3. Drop a PDF on, say, the Compress tool. Click "Compress PDF".
4. Watch the Network panel. You'll see asset requests (pdf.worker.min.mjs, cached after first load) and the GA beacon, but no request carrying your file — no POST, no XHR, nothing. The download arrives as a blob: URL, which is a browser-local pseudo-URL.

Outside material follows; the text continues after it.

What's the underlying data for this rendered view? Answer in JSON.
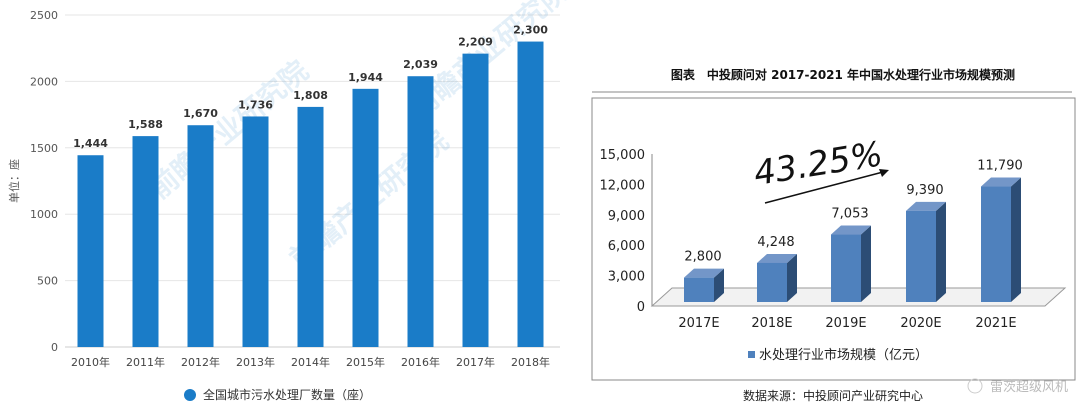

Once you've seen it once, it's the same for every tool. The architecture doesn't have a server-side path for document data even when we wanted it to.

Trade-offs we accept

Doing everything in the browser isn't free. Honest list of limitations:

• File-size ceiling. 50 MB per file on web. The browser is fine with bigger files but mobile memory is tight; a desktop Tauri build (Phase 4) will lift this.
• No qualified e-signatures. SES (Simple Electronic Signature) is doable client-side; QES with FNMT/DNIe certificates requires OS smart-card APIs, also Phase 4.
• OCR language data is large. The first OCR run in a new language downloads ~12 MB from the public Tesseract CDN. Cached forever after.
• PDF/A loses selectable text. We rasterize each page to guarantee compliance regardless of what fonts the input uses.